You can't help but feel that the people that are singing in Mornin' Old Sport songs, as well as the people they're singing too, might not be around any longer. They seem like people who are gone from here, outdated gents and gentle ladies. They are people who might be ghosts, long gone and remembered with fond fingertips running over photographs in memory books. They are the kinds of people who were remembered for their benders, for their unflappable work ethics, for the way they were never around all that much when their kids were growing up, for their sense of humors, for ultimately being pretty okay people, who really did mean well, but were just worthless when it came to execution. They are the kinds of people who were mostly chivalrous until the whiskey or beer started to kick in and the cheeks took a turn for the rosy and they got all hot around the collar about one thing or another, before eventually passing out and waking up to a lot of explaining to take care of.
The Mornin' Old Sport lads are into these stories of mostly boorish and sinful behavior that tend to iron themselves out, or were seen as more light-hearted when they would happen way back when, back when the daddies didn't change diapers or cook meals that didn't involve drinking around a grill. We're introduced to what appear to be sweet-hearted ladies named Clementine and Katie and they've stuck themselves with men who need a bunch of fixing, but they're game. They're going to see what they can do and the men, well, they're just going to try their damnedest to stay out of the doghouse and to detach themselves from their mama's apron strings before they turn 40.
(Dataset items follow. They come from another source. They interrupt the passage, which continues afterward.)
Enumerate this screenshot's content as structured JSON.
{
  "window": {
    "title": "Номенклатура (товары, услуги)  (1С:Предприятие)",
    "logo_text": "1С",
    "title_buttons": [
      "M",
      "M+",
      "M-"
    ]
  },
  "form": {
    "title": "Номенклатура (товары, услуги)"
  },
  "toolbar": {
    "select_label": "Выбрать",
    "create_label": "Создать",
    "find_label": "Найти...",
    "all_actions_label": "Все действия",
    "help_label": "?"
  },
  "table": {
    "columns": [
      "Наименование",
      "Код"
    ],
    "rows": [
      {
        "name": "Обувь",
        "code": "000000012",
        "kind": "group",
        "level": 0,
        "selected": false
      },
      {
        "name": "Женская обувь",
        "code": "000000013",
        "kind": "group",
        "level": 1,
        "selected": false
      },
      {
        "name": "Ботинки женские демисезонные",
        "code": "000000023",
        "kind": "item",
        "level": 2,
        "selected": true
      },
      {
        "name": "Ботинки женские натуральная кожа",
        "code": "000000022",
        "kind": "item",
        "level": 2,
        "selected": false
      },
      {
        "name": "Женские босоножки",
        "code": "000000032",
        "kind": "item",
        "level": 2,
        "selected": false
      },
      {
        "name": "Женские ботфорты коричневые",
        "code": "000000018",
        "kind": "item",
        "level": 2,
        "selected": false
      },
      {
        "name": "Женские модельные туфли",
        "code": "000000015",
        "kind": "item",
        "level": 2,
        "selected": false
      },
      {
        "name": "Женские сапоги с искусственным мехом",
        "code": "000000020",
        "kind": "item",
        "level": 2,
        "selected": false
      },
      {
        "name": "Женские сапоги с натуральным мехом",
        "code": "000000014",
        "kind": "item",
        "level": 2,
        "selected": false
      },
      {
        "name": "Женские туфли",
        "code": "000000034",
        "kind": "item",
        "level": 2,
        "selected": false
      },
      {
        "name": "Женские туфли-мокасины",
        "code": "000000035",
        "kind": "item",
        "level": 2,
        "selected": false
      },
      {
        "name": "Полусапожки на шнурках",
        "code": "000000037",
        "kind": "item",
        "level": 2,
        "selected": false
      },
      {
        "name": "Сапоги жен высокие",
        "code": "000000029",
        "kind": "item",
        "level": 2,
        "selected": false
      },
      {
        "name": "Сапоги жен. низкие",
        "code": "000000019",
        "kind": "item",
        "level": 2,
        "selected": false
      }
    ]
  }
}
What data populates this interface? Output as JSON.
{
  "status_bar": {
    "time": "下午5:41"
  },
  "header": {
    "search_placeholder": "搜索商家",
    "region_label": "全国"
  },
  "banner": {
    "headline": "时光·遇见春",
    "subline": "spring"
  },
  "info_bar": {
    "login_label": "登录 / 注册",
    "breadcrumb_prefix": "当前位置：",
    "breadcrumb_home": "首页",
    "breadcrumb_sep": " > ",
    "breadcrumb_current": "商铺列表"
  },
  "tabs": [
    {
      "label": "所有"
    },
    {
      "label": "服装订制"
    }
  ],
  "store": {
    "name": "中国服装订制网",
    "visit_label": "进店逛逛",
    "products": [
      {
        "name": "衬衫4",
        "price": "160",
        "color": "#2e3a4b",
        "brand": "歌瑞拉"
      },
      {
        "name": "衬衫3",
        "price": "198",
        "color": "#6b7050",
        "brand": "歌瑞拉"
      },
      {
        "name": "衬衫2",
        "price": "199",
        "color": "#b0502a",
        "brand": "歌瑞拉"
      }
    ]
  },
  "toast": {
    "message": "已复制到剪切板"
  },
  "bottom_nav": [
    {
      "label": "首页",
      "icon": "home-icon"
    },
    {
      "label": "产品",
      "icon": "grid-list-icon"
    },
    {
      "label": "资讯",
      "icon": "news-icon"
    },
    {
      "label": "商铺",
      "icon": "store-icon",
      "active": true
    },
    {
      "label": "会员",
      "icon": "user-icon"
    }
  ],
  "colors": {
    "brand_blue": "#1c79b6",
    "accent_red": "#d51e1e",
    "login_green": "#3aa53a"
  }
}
The Oakland-based group allows all of these tales to ring with a sense of joviality, as if all the people involved - the drunks, the ne'er do wells, the lovers and the attempters - as if they were all meant to splash around together in a playful mash. They approach subjects like infidelity and mortality with a feeling that there's a lot of good that can happen between these episodes and, even at the end, when all of the hands have been laid out onto the table, there's still a question as to who's won and who's lost. They sing, "When I heave my final sigh/Please place two coins on my eyes/Let me pass into the night," only there's still no certainty about the direction that the soul will take - either down the white track or the black one. Either way, they got what they deserved and that's enough of a thought to just let it all go.